Children also expressed genuine enjoyment in the project. One 6th grade boy reported that he discussed “Sugar Shenanigans” with his family in a positive way. He said they talked about “how it was fun to learn about”. The majority of children marked that they “Really liked” or “Liked” the Sugar Shenanigans program.

In addition to children’s written responses, the Parent/Guardian Impact Level Questionnaire, given one week after their child’s presentation date, showed that children were excited about their newfound knowledge and were working to implement change in their everyday diets. Parents themselves were empowered with knowledge relayed by their own children and the Take Home brochure provided by the researcher.

Subjective comments by the parents were voluntarily communicated without prompting from the researcher. Names are abbreviated using single letters to maintain anonymity. A comment from one parent said, “Dinner conversation at the house tonight: Sugar Shenanigans! Wow...did you cover lots of great stuff with the kids! S was a wealth of knowledge and was looking up the nutrition facts on everything he eats. Thanks for doing this!” It was reported to the researcher that one family now has a fruit bowl because of the presentation. Another parent stated, “You made quite an impression on R. She has really changed how she is eating and says things like, ‘Can you believe I used to eat this stuff?!’ Way to go!”s These messages display the true impact of “Sugar Shenanigans” on children and their families.

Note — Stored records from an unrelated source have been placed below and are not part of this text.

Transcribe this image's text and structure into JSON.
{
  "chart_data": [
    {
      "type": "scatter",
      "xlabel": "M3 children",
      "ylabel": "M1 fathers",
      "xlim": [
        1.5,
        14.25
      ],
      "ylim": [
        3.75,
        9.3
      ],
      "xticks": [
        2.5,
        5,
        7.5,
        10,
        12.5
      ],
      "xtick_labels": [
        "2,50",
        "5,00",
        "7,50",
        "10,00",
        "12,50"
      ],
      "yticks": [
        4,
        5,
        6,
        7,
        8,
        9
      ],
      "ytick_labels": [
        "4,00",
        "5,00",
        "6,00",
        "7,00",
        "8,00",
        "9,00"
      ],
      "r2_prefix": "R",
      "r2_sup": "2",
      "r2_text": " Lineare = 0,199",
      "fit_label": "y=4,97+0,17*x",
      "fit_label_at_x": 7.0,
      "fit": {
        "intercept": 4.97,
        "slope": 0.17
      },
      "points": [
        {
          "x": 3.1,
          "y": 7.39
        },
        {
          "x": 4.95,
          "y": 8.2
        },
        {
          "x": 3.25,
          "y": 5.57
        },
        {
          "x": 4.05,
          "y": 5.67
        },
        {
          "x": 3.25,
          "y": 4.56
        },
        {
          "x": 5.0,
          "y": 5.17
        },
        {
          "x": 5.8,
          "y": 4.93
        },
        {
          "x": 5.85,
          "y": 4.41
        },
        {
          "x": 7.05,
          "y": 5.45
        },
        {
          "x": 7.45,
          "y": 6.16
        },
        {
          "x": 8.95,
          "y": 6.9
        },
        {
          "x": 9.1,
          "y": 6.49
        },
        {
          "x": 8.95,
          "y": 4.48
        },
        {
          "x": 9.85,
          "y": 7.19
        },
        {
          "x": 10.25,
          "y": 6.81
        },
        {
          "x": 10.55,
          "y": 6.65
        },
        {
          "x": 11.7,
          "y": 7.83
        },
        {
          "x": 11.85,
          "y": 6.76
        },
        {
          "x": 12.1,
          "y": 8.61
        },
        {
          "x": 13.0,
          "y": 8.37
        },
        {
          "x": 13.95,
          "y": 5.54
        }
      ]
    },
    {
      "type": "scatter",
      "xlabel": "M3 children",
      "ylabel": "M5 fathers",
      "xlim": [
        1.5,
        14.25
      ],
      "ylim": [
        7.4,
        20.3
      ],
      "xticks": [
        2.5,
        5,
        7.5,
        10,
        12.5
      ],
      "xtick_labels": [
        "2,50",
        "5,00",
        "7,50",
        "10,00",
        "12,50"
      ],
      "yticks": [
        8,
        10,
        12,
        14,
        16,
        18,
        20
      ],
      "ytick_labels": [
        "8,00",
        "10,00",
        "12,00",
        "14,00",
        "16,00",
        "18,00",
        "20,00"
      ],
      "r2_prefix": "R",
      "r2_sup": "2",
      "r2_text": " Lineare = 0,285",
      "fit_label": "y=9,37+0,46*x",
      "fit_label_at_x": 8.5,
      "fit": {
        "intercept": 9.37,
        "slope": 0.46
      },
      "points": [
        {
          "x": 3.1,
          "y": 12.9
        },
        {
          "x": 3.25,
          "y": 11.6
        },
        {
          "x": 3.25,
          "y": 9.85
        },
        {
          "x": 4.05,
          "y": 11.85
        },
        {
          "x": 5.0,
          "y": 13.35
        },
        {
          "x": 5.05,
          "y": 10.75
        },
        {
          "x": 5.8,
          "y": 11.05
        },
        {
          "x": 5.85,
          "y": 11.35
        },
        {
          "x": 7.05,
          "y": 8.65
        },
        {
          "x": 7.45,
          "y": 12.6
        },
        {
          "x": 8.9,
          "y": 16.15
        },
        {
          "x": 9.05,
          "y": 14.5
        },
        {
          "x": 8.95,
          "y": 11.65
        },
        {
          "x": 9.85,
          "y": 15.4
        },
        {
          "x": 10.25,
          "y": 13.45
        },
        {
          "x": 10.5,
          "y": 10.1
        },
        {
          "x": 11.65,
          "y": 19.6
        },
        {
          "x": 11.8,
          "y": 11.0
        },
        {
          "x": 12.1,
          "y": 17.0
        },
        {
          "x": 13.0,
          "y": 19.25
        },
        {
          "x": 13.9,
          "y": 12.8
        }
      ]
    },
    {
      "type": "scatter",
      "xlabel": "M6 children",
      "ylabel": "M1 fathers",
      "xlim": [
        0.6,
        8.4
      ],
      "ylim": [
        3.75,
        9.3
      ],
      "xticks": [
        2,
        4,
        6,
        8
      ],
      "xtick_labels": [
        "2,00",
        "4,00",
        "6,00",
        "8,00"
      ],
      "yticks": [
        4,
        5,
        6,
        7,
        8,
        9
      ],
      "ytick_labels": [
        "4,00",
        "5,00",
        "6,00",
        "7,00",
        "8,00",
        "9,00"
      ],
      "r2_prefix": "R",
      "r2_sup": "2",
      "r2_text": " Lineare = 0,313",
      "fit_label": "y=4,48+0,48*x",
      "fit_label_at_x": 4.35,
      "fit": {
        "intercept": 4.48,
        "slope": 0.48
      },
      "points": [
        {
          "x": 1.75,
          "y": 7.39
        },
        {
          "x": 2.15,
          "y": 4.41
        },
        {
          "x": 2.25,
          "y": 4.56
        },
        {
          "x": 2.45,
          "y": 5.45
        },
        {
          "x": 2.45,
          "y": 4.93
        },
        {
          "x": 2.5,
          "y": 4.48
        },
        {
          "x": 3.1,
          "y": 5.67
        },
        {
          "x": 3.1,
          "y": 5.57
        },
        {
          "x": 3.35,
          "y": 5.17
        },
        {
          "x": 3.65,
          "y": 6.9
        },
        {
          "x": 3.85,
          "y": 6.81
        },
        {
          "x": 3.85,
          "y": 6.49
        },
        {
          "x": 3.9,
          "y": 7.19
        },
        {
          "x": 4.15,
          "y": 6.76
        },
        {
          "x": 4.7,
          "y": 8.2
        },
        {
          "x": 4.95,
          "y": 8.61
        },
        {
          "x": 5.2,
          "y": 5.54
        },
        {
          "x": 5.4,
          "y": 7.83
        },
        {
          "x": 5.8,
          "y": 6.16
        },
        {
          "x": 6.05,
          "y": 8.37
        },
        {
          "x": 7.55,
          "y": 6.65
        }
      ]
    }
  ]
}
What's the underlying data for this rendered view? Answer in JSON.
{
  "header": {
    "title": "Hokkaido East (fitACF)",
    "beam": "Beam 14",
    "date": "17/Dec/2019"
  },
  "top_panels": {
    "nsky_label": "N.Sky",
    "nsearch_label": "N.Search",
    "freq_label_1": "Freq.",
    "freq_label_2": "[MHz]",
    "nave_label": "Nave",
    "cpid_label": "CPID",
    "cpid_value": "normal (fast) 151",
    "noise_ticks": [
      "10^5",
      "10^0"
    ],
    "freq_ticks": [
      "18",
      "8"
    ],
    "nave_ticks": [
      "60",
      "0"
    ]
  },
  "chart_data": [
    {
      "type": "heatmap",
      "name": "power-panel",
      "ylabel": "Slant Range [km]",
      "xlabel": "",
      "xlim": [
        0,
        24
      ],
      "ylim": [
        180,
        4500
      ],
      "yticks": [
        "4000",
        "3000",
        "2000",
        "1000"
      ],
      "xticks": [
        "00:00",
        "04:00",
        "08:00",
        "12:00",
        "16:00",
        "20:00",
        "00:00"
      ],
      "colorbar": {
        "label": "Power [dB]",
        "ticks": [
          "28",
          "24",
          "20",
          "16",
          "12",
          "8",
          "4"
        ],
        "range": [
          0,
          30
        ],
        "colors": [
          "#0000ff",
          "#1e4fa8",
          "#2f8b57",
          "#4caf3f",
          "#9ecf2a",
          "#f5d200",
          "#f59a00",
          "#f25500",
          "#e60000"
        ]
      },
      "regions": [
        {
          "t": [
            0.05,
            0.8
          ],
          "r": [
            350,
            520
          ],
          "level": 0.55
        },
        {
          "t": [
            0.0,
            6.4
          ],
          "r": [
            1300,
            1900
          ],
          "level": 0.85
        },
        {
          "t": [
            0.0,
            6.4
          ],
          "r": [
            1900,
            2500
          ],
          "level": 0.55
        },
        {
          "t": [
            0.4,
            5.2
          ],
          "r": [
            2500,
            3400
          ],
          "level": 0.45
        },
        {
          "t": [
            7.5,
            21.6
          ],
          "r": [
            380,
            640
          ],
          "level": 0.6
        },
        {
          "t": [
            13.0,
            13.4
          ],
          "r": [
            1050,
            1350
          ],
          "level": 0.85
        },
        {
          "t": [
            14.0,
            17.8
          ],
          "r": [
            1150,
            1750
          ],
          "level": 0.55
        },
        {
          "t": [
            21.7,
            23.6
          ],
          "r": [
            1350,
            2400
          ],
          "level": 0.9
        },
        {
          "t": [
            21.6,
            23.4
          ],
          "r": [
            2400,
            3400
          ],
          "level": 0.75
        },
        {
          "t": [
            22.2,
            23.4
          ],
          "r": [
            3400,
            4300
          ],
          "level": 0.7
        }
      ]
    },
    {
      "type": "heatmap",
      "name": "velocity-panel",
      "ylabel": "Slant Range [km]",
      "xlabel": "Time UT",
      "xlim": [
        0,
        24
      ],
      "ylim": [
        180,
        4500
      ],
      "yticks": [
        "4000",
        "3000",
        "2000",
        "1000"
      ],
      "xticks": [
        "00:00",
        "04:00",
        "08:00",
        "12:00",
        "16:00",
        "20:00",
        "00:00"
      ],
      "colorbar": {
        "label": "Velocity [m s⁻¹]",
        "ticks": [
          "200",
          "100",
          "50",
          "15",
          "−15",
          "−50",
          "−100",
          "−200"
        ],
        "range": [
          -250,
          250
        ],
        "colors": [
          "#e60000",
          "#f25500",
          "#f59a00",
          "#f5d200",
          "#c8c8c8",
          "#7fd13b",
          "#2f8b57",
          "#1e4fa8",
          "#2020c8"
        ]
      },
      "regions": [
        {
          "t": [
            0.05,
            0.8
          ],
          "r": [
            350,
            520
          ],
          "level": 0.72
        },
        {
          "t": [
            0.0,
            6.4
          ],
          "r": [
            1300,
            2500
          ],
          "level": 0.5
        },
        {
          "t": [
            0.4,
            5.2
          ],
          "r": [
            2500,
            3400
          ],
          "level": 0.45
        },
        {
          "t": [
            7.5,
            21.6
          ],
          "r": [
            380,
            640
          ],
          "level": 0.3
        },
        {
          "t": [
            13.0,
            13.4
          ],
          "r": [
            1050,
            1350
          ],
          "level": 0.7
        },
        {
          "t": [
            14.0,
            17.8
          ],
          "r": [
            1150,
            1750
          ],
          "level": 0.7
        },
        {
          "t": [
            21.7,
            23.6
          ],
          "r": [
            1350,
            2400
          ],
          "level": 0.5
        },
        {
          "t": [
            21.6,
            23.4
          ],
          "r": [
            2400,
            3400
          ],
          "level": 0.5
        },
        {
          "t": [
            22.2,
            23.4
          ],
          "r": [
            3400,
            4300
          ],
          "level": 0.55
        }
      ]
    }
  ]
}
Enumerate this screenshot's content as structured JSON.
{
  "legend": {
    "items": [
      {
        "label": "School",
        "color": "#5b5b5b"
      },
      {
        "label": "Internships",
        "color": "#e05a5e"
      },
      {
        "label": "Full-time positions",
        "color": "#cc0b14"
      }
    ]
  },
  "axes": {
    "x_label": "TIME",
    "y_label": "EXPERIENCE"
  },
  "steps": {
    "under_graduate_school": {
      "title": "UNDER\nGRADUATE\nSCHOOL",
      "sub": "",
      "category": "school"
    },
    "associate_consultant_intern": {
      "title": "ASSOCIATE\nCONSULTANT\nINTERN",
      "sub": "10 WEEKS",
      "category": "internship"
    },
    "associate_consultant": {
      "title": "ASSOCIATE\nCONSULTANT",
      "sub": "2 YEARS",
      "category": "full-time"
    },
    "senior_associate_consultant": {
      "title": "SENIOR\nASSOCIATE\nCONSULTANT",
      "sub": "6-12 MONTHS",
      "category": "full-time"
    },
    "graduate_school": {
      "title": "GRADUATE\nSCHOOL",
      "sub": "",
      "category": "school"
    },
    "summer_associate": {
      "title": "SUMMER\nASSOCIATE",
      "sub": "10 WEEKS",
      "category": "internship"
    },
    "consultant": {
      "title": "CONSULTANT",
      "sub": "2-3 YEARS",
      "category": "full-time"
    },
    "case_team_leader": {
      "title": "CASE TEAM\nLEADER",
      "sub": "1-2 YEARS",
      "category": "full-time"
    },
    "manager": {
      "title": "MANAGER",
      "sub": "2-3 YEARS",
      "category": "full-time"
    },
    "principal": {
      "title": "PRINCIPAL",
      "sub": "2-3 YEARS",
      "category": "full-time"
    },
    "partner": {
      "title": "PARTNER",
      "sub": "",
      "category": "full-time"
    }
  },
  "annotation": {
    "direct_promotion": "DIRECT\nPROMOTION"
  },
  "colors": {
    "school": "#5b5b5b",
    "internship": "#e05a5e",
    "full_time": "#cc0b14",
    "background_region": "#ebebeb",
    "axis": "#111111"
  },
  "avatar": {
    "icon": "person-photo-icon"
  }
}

Suggestions for Further Research or Project Improvement

There are several areas of improvement that could be implemented in further research. Presentation formatting and the methods used to collect survey scores are two areas that likely could have been improved. Performing this experiment in the midst of the COVID-19 pandemic limited the accessibility to all participants in an in-person format. The survey questions regarding dietary habits or changes have the potential to hold inaccurate information as well. This could be due to untruthful responses from children and parents. Data would also be inaccurate if children were already eating/drinking in a way recommended by this project.

Further research should include more resources on how to tangibly correct unhealthy habits and implement healthy eating. Children, especially those that are young, are not able to make many dietary changes without the help of their parents. The researcher should consider ways to better enact this change in the future. An overall increase in research must be done regarding the harmful and negative effects on sugar. Although there is a solid base of knowledge in the present day, more should be done on the impending side effects of overconsumption of sugar.

5. Conclusion

Sugar has been found to be an empty source of nutrition that threatens the health of children. It was evident from this study that an educational program was effective in increasing the knowledge of children about the danger and consumption of sugar. The posttest results, along with the child and parental impact level questionnaires, show evidence of increased knowledge and a sustained, improved diet. Because overall data was proven to be effective and statistically significant, this educational program can be used in future educational programs. Similar studies should be performed in order to educate a broader population. This will allow more children to be instructed regarding this topic, leading to betterment of general health, increased longevity and improved quality of life.

Acknowledgements

This paper would not have been possible without the generous support and guidance of my mentor, Dr. Tonia Mailow. Her voice of reason and expertise has kept me on course for the publication of this paper.

This research was partially supported by the Murray State University School of Nursing and Health Professions. Special thanks to Dr. Jennifer Rogers and Dr. Jessica Naber from the School Nursing who contributed greatly to the revisal and approval of this paper. We are grateful to all of the staff at Immanuel Day School for encouraging participation in this project.

Conflicts of Interest

The authors declare no conflicts of interest regarding the publication of this paper.